On Friday, Facebook announced that it had succeeded in taking down an extensive fake spam account operation. Their strategy was to target popular publishers with fake likes so as to gain more Facebook friends that the spammers would then in turn spam.
This operation has been going on for the last six months and was talked about in depth by Shabnam Shaik, a Facebook technical program manager, in a recent post on its security blog Friday.
These unknown groups behind the scam had created an extensive amount of fake accounts, which then began liking a publisher’s page and pushing out fake comments on to them.
The source of these accounts appear to be in Indonesia, Saudi Arabia, Bangladesh, and in several other countries, Shaik described.
These groups employed “advanced tactics to hide that their activities were part of a carefully planned strategy. They employed a variety of hacks to avoid being caught, like using proxies to redirect traffic in order to hide data associated with their location.
Facebook believes that the idea behind it all was to gain new Facebook friends by commenting on and liking these pages in order to find friends to spam. Facebook has stated how it has removed a great number of fake likes from the pages and estimated that 99% of pages affected with over 10 000 likes would not see more than a 3% decreases in their ‘like total.’
This is just the latest iteration of a cat and mouse game between the social networking site and spammers. Spammers are willing to play a long game in these operations, which means it can be hard to detect if an account is fake, said Zubair Shafiq, a computer science professor from the University of Iowa who studies Facebook security and fake accounts.
“In order for spammers to keep their fake accounts active and make more money, they need to make sure these accounts look real enough so that social networks don’t block them,” he said.

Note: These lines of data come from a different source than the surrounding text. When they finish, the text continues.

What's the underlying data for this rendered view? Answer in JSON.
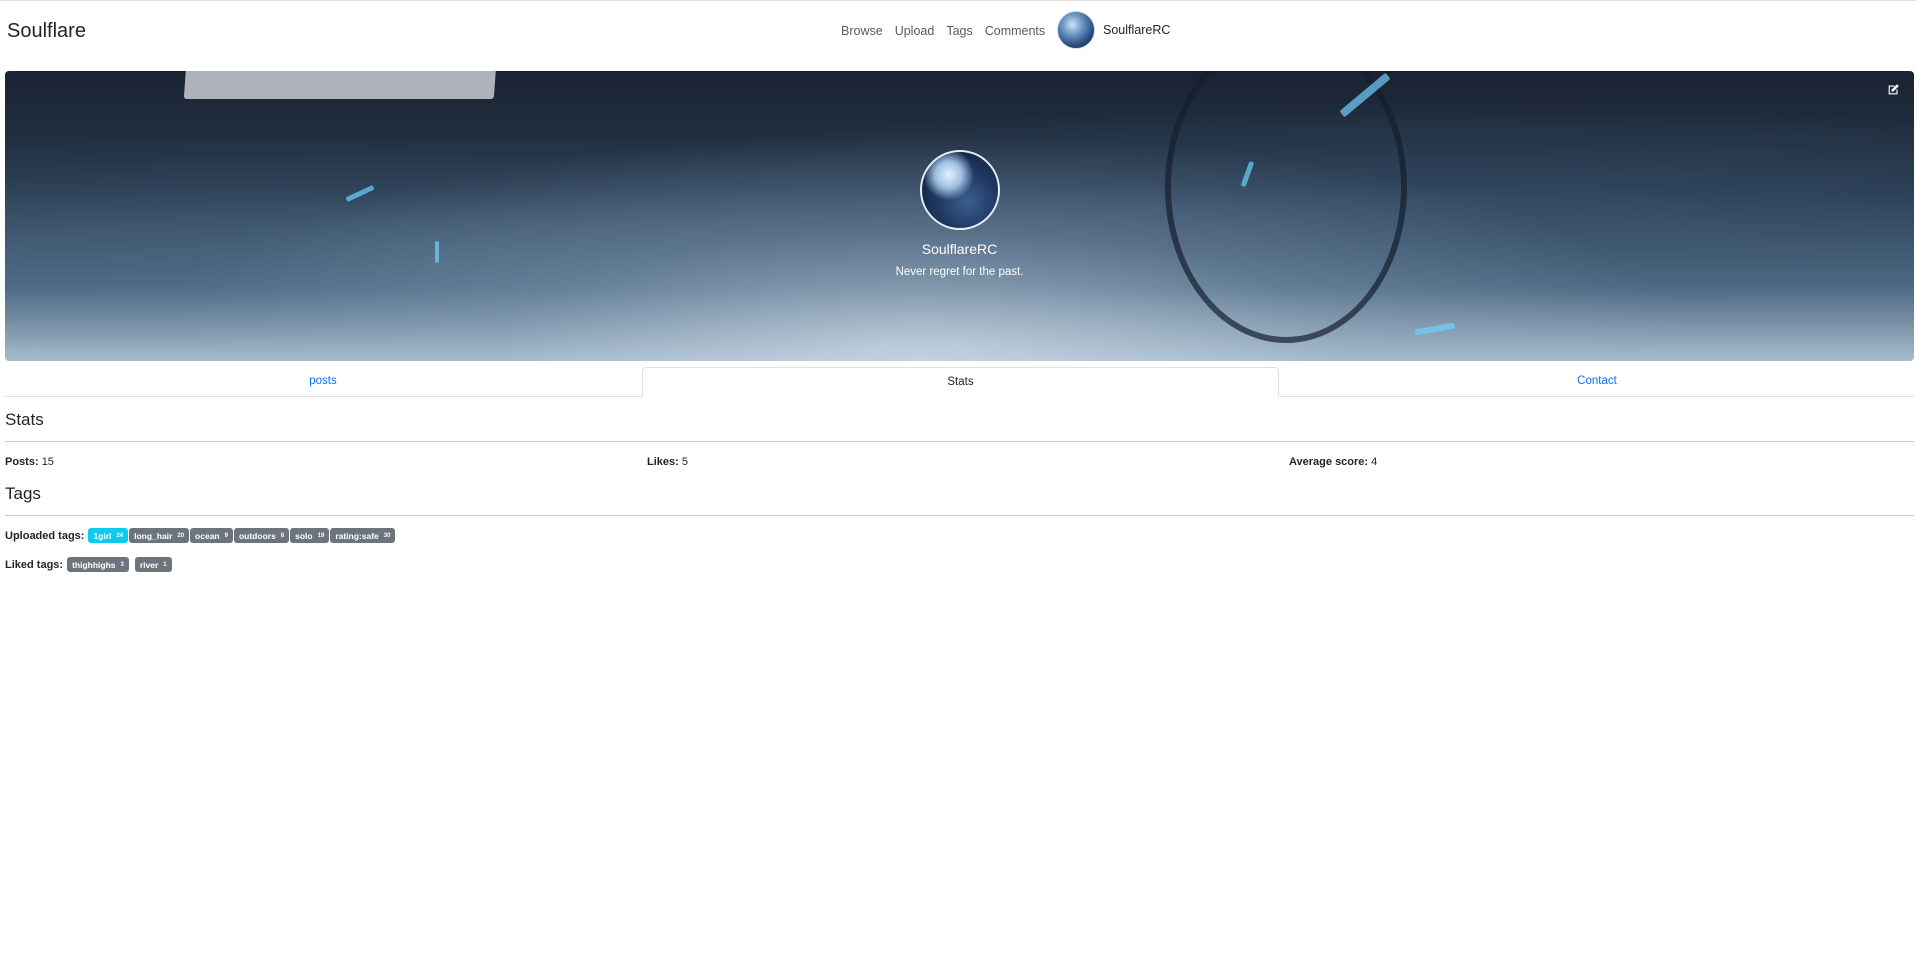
{
  "brand": "Soulflare",
  "nav": {
    "links": [
      "Browse",
      "Upload",
      "Tags",
      "Comments"
    ],
    "user": "SoulflareRC"
  },
  "profile": {
    "name": "SoulflareRC",
    "bio": "Never regret for the past.",
    "edit_icon": "edit-icon"
  },
  "tabs": {
    "posts": "posts",
    "stats": "Stats",
    "contact": "Contact",
    "active": "Stats"
  },
  "stats": {
    "title": "Stats",
    "posts_label": "Posts:",
    "posts_value": "15",
    "likes_label": "Likes:",
    "likes_value": "5",
    "avg_label": "Average score:",
    "avg_value": "4"
  },
  "tags": {
    "title": "Tags",
    "uploaded_label": "Uploaded tags:",
    "uploaded": [
      {
        "name": "1girl",
        "count": "24",
        "style": "info"
      },
      {
        "name": "long_hair",
        "count": "20",
        "style": "secondary"
      },
      {
        "name": "ocean",
        "count": "9",
        "style": "secondary"
      },
      {
        "name": "outdoors",
        "count": "8",
        "style": "secondary"
      },
      {
        "name": "solo",
        "count": "19",
        "style": "secondary"
      },
      {
        "name": "rating:safe",
        "count": "30",
        "style": "secondary"
      }
    ],
    "liked_label": "Liked tags:",
    "liked": [
      {
        "name": "thighhighs",
        "count": "3",
        "style": "secondary"
      },
      {
        "name": "river",
        "count": "1",
        "style": "secondary"
      }
    ]
  },
  "colors": {
    "link": "#0d6efd",
    "badge_secondary": "#6c757d",
    "badge_info": "#0dcaf0"
  }
}
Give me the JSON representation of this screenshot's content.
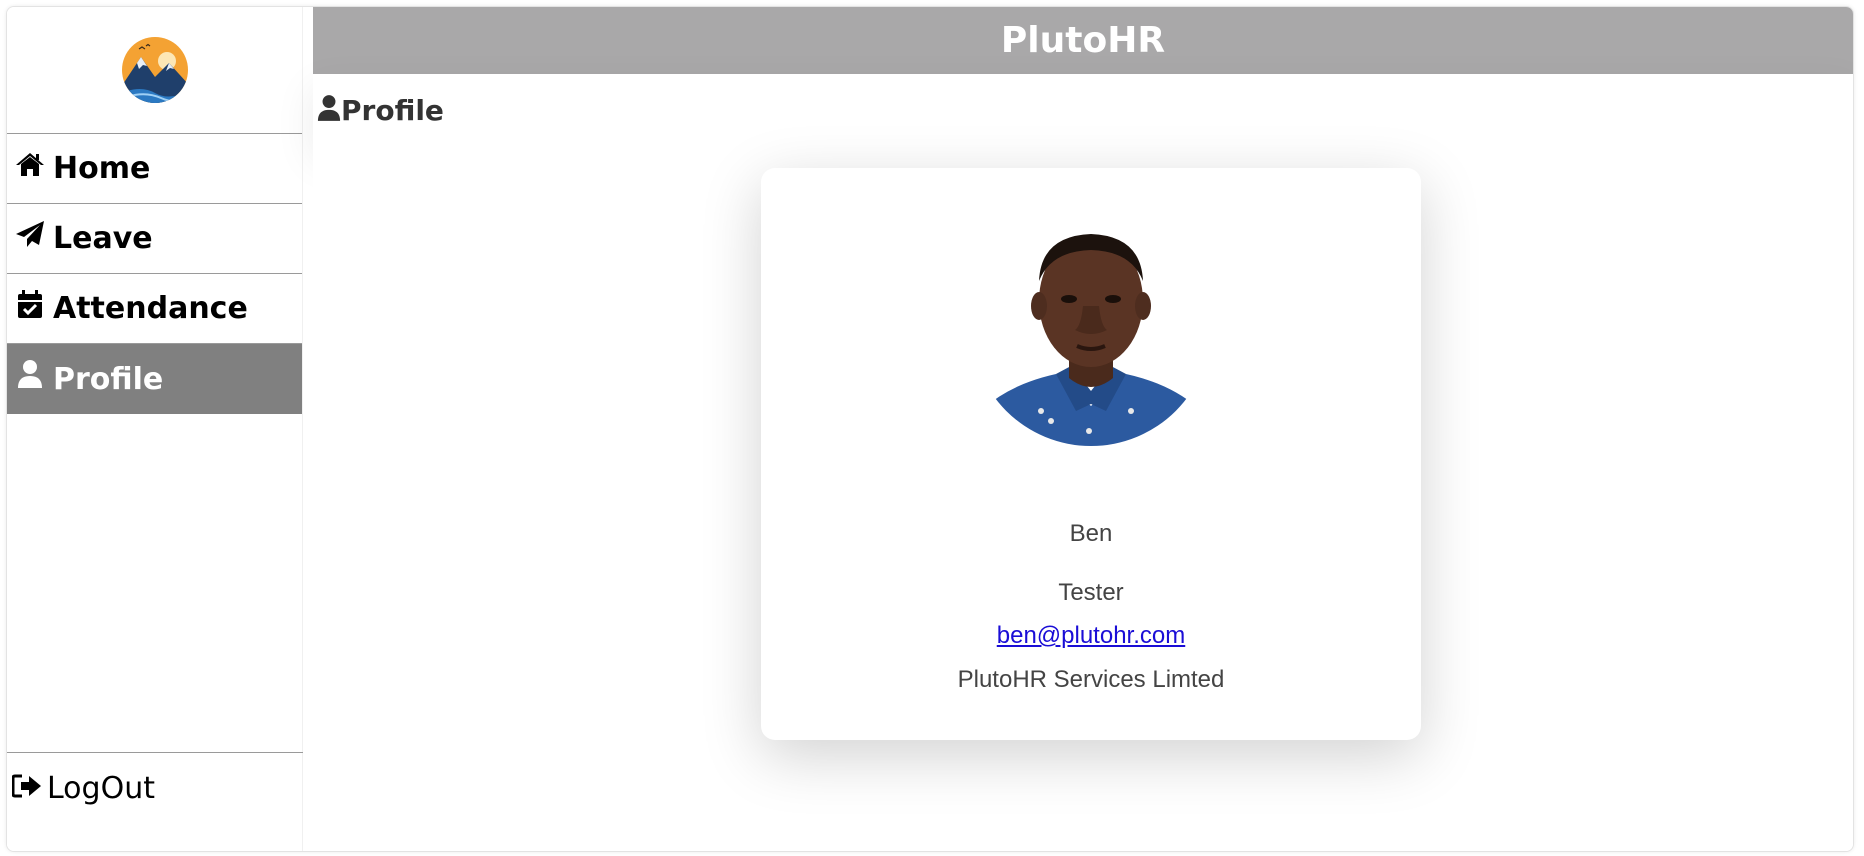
{
  "app": {
    "title": "PlutoHR"
  },
  "sidebar": {
    "logo": "mountain-sun-logo",
    "items": [
      {
        "label": "Home",
        "icon": "home-icon",
        "active": false
      },
      {
        "label": "Leave",
        "icon": "paper-plane-icon",
        "active": false
      },
      {
        "label": "Attendance",
        "icon": "calendar-check-icon",
        "active": false
      },
      {
        "label": "Profile",
        "icon": "user-icon",
        "active": true
      }
    ],
    "logout": {
      "label": "LogOut",
      "icon": "sign-out-icon"
    }
  },
  "page": {
    "heading": "Profile",
    "heading_icon": "user-icon"
  },
  "profile": {
    "name": "Ben",
    "role": "Tester",
    "email": "ben@plutohr.com",
    "company": "PlutoHR Services Limted"
  },
  "colors": {
    "topbar": "#a9a8a9",
    "active_nav": "#808080",
    "link": "#1a0dd6"
  }
}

The campaign that was Facebook was able to stop did not look active yet, as they many of the accounts were dormant after liking a large number of pages. This suggests that “they had not been put into action in order to actually connect with real facebook users and then send spam messages to those individuals,” Shaik said.
Facebook was not willing to provide details into how many of its publishers’ sites were targeted by this spam campaign nor would they divulge how many fake accounts they had been discovered through their investigation.
But USA Today has confirmed it was one of the publishers that had been impacted by the spammers. The parent company Garnett had previously noticed and flagged suspicious activity it had observed on its page for Facebook.
Why create fake accounts? They are common in developing nations and can be a source of spam, have their potential likes sold, sell black market cyber tools or to boost someone’s ranking on a search engine.